Assessing Sunderland's Celtic swoop and why Jack Ross is keen to rekindle a key partnership
Earlier this month, BT Sport visited Jack Ross to catch up on his time with Sunderland so far.
Unsurprisingly, the Black Cats boss was also asked for his thoughts on the current Scottish Championship race and what was required to win promotion.
It is something that he has spoken about regularly and there are almost always two key answers.
First is momentum.
His St Mirren side got used to winning games as they staved off relegation and carried that with him into the following campaign.
That has been his biggest task at Sunderland, stopping the oil tanker and then slowly and surely turning it around.
The second aspect is having a matchwinner.
For him, it was Lewis Morgan.
Ross said there was little between a lot of the teams in that division and a player like Morgan could make all the difference.
He thinks much the same about League One.
The table tells its own story, with five teams harbouring very realistic expectations of two automatic promotion places.
It will be a tense finale and a matchwinner will be key.
Morgan has always been in the thoughts of the Black Cats boss.
He has consistently batted away stories of a swoop, but has never once wavered in his admiration and respect for the 22-year-old.
Morgan and his St Mirren side are an example he has drawn upon when his Sunderland side have not always blown opposition away.
Ross would argue that no successful side ever does that for a full season and that players like Morgan are vital.
Sunderland have not been short of matchwinners this season.
Josh Maja’s finishing has been remarkable (he scored with just over 70% of his shots on target this season), while at different times the output of Aiden McGeady, Lynden Gooch and Chris Maguire has been very good.
In recent weeks, however, their form has reflected that of Sunderland.
The play has been a little less fluid, the chances not arriving as freely, the goals coming every week, but in no great quantity.
Sunderland need a spark and so with Celtic flexing their muscles by bringing in Timothy Weah and Oliver Burke, it is little surprise that Ross has rekindled an interest in Morgan.
He is a brilliant ball-striker on his right foot, but is more than decent on his left.
He also has enough pace to stretch a game and in that sense has a slightly different profile to the other options Ross has behind the strikers.
There is also a clear trust between the two that would surely help Morgan make a fast start.
In a tactical master class on The Coaches Voice, Ross was asked to explain how his St Mirren side picked apart then favourites for the title, Dundee United.
Ross talks through how his system was specifically designed to balance risk and reward, exploiting the opponents pressing game.
The key, though, was the quality of Morgan to turn a promising move into a goal.

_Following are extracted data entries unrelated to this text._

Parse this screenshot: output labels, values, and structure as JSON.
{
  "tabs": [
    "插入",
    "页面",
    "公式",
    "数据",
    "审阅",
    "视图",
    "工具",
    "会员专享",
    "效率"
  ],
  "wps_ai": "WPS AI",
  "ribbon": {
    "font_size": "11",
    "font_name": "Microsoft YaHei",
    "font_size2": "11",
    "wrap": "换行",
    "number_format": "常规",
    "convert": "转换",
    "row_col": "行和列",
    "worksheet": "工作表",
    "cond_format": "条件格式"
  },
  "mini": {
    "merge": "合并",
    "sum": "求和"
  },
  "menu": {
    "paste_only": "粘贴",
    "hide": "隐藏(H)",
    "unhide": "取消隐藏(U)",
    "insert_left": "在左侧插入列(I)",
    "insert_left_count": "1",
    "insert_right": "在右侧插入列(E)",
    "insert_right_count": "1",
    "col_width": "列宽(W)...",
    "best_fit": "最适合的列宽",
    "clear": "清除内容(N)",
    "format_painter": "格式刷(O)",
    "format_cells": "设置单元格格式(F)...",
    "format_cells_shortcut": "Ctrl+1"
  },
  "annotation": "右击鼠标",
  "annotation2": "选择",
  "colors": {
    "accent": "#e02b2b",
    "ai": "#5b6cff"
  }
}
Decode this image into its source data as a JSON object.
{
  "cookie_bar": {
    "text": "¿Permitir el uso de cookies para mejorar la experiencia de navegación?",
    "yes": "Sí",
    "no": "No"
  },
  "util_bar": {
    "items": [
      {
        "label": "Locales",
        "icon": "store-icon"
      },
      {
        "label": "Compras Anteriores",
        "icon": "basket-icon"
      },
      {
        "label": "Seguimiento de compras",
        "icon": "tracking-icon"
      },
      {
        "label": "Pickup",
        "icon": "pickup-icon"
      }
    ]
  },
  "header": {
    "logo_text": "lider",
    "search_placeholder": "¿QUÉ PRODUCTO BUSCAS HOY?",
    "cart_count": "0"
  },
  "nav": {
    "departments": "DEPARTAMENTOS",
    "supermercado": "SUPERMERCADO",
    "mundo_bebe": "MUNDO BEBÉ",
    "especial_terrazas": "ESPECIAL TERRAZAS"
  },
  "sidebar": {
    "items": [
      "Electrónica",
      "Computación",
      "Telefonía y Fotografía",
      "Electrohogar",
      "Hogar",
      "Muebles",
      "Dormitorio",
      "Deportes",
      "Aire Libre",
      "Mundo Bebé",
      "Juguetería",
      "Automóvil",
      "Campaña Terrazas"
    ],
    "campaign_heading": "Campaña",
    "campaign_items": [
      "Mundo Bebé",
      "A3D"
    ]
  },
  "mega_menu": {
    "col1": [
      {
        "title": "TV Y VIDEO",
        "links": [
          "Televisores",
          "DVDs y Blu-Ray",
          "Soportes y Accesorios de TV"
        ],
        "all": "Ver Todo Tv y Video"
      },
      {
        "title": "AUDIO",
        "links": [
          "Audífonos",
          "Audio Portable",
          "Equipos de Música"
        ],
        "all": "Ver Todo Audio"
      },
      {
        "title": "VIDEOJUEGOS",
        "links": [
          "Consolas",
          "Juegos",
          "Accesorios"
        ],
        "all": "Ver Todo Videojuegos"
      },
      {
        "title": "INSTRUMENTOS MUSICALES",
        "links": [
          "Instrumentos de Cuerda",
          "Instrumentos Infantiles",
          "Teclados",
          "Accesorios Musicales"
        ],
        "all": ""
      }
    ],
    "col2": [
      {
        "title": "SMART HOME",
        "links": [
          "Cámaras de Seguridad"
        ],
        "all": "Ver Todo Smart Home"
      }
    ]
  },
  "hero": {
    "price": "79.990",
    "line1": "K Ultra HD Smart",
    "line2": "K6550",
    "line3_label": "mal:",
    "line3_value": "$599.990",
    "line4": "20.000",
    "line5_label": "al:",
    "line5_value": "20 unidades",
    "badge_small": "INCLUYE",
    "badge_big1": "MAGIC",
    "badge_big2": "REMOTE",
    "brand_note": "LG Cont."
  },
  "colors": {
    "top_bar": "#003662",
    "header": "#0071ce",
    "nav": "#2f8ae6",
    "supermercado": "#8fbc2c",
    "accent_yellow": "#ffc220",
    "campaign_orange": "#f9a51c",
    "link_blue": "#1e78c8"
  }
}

Ross is as meticulous as a manager can be.
Preparation, tactics, coaching and man-management are all vital parts of what makes a teams successful and he spends an immense amount of time on each one.
Yet he would be the first to insist that football is a game of great variables.
The big question is clearly whether Morgan's obvious quality in the Scottish second tier will translate to League One.
What is for certain is that if anyone is going to coax the best from him, it will be Ross.
They met early in their respective careers and both owe one another a great deal for their subsequent success.
If a move comes off, they will hope that the sequel is as spectacular as the original.